To address these concerns, train companies implement fatigue management systems that include assessments and monitoring technology to ensure that their drivers are well rested. Many also provide on-board sleeping facilities to allow train drivers to get adequate rest during their shifts.
In addition to on-board resting quarters, train companies often offer other amenities such as food and beverage services, lounges, and recreational spaces to create a relaxing environment for their employees during breaks. Moreover, some countries have specific regulations that govern the number of sleep and break periods that train drivers must take during their shifts.
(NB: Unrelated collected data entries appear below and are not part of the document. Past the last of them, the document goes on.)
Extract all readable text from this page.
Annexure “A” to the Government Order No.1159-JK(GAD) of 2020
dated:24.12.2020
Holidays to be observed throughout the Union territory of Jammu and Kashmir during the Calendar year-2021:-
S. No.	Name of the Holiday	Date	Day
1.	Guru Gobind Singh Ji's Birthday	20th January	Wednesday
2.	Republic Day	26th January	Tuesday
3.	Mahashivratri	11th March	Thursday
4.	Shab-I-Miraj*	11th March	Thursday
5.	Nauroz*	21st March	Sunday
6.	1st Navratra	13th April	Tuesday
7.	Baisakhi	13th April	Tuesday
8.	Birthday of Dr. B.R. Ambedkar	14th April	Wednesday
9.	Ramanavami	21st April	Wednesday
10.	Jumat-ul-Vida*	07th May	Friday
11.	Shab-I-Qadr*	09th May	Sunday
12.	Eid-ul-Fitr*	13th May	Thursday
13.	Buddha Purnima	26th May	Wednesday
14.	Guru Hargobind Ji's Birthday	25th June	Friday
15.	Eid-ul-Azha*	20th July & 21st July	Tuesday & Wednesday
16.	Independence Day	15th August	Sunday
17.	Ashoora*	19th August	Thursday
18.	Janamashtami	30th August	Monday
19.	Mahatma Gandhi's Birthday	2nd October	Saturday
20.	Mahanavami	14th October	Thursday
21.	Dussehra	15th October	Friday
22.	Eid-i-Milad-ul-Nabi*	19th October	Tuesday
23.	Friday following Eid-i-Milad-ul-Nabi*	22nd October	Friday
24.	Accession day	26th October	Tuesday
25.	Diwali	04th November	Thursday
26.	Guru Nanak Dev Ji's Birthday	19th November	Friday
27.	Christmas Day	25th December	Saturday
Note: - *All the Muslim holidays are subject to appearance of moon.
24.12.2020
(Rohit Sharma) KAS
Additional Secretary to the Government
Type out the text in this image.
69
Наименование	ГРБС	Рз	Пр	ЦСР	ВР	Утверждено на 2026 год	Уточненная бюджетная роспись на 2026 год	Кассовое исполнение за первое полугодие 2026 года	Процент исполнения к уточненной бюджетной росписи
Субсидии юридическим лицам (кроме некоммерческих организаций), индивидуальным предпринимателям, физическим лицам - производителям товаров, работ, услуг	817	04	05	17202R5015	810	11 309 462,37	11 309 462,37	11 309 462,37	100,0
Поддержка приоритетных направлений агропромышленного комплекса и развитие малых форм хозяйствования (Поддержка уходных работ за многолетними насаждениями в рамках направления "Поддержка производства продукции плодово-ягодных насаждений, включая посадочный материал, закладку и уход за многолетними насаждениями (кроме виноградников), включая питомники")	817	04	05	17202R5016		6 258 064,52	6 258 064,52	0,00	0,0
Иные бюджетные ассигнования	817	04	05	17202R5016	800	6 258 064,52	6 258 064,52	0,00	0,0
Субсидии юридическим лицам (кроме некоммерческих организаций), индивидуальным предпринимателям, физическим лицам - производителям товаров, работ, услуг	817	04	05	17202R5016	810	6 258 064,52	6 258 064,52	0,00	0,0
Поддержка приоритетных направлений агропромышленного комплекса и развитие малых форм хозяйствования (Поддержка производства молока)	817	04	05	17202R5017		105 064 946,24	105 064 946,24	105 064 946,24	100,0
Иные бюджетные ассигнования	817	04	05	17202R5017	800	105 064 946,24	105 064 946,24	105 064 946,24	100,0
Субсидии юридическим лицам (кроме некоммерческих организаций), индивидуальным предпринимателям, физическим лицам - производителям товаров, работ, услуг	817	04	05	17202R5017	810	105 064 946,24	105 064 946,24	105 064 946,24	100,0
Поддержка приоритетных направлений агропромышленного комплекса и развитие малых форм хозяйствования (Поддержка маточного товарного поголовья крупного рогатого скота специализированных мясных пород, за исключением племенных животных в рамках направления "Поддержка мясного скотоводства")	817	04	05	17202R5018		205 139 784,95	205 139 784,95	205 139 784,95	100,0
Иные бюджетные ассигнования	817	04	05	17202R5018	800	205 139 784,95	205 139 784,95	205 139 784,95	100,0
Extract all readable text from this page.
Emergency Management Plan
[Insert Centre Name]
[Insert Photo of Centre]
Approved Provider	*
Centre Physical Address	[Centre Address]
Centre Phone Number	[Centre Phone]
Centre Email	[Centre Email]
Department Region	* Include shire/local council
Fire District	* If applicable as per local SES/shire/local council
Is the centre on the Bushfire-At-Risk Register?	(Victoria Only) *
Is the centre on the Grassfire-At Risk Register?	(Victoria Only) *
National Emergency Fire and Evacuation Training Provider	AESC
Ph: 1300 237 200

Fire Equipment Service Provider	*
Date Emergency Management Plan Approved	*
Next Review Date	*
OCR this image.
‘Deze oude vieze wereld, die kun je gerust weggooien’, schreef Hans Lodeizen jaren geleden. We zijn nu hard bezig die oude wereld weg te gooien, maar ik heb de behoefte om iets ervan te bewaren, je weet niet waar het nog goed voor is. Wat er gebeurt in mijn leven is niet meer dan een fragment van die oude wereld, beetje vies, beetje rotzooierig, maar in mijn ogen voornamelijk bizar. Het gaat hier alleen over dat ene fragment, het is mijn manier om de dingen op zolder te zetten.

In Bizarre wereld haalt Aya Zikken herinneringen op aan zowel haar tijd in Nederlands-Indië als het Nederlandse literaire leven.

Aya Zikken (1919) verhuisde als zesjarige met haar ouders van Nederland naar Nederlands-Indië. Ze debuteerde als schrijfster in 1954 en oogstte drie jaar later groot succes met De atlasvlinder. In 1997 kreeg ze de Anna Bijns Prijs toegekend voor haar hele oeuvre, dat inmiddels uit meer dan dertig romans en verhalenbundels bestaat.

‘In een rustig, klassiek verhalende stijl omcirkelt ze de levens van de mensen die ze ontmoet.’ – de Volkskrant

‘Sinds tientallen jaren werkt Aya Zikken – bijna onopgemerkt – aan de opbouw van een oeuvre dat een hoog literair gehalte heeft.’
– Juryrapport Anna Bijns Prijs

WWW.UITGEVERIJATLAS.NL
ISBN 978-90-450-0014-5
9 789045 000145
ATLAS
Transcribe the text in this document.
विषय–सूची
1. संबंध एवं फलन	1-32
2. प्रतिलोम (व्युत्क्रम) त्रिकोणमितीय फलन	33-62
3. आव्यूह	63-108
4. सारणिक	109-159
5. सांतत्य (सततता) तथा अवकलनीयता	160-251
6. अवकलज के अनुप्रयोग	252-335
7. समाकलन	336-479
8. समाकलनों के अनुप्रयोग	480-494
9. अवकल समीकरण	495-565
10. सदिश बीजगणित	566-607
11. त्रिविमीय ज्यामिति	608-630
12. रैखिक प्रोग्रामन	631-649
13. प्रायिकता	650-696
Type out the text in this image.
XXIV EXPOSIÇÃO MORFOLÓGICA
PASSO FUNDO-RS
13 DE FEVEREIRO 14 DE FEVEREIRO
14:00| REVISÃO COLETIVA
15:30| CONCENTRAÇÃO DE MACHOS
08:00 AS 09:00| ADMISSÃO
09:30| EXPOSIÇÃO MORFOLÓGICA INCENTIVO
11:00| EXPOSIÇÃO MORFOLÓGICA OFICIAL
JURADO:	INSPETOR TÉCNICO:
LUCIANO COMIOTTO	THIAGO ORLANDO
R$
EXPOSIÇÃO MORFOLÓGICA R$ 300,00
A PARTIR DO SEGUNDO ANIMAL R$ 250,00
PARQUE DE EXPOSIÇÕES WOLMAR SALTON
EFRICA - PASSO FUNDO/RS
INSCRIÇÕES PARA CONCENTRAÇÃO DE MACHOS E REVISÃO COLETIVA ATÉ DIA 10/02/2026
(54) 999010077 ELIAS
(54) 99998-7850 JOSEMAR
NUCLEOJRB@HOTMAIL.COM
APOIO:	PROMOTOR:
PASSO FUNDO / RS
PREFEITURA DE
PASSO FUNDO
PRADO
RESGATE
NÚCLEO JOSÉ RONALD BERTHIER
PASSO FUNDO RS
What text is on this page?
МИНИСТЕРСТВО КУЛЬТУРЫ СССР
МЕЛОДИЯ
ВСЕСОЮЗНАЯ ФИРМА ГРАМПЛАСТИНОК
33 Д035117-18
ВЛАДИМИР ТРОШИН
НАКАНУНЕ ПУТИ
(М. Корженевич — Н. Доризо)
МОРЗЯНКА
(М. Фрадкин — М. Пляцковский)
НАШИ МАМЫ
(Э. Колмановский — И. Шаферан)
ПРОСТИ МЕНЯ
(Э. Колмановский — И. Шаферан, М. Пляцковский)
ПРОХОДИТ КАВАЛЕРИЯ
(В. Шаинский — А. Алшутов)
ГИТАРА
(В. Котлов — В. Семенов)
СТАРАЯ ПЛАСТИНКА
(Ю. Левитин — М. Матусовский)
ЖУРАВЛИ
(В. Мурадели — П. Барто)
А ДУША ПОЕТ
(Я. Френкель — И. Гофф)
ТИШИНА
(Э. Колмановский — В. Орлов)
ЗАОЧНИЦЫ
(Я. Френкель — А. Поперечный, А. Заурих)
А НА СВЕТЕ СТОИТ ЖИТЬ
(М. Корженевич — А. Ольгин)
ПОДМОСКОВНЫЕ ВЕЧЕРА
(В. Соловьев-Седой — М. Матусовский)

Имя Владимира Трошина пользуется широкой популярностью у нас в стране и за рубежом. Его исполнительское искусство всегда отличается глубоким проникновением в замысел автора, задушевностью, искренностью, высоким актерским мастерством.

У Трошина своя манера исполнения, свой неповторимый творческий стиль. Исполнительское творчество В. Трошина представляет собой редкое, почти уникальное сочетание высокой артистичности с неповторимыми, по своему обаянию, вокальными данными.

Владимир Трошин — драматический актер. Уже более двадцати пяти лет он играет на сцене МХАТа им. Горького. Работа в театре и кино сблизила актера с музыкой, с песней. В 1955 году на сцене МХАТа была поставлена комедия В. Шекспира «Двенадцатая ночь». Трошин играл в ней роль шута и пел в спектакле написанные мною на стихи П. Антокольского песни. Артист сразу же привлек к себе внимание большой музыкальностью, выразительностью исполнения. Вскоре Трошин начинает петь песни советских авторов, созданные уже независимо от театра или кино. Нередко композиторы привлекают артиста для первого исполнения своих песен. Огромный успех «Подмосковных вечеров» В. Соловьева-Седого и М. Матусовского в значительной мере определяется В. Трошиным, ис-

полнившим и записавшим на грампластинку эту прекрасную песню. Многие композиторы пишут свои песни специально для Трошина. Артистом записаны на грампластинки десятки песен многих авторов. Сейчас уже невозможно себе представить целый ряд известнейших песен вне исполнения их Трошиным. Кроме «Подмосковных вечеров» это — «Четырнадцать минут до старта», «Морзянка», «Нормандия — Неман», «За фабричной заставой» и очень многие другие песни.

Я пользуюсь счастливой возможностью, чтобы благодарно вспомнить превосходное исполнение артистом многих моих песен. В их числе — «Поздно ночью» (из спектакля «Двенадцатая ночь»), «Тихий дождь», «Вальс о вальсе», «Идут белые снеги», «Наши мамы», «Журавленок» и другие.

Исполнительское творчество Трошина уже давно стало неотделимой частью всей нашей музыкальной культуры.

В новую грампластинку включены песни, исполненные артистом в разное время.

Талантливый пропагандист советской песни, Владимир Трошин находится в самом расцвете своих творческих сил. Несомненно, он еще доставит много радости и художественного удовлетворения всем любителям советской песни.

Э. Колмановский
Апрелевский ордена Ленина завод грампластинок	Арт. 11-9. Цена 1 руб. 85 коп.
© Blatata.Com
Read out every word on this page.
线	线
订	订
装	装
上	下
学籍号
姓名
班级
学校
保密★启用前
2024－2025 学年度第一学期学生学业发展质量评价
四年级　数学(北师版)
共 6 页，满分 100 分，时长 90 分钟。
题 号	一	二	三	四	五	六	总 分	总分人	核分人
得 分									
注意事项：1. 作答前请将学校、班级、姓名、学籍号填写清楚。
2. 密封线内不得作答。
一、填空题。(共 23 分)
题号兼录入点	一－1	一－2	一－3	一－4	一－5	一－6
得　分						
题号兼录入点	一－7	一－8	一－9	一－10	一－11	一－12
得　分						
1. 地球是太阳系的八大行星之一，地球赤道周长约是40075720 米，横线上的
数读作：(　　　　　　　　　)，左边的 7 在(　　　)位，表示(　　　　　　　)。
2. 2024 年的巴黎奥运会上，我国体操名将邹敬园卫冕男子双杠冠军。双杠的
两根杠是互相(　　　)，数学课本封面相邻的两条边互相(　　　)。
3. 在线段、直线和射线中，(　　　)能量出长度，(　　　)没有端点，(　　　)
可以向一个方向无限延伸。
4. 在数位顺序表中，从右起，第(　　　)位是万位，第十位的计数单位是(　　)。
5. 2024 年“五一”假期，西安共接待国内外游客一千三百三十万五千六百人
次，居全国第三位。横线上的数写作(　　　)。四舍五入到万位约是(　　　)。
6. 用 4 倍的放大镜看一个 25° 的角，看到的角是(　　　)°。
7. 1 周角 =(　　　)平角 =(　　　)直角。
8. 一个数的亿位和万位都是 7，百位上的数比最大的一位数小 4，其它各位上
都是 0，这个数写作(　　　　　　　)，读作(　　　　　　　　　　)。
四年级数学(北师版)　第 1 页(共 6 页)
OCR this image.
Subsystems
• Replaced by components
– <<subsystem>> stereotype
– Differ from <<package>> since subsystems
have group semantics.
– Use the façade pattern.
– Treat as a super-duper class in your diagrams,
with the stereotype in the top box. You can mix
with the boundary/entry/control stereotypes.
To better understand the relationship between work schedules, health, and fatigue among train drivers, researchers conducted a survey of 751 passenger and freight train drivers. They surveyed participants about their satisfaction with their sleep amount and quality, wellbeing, fatigue, and outside work factors that negatively impact their driving performance. Analyses indicated that the most important factor that negatively impacts day-to-day driving performance was the irregularity of their approved roster. Specifically, train drivers with more frequent changes in their work schedules reported less satisfied with their sleep and experienced more fatigue.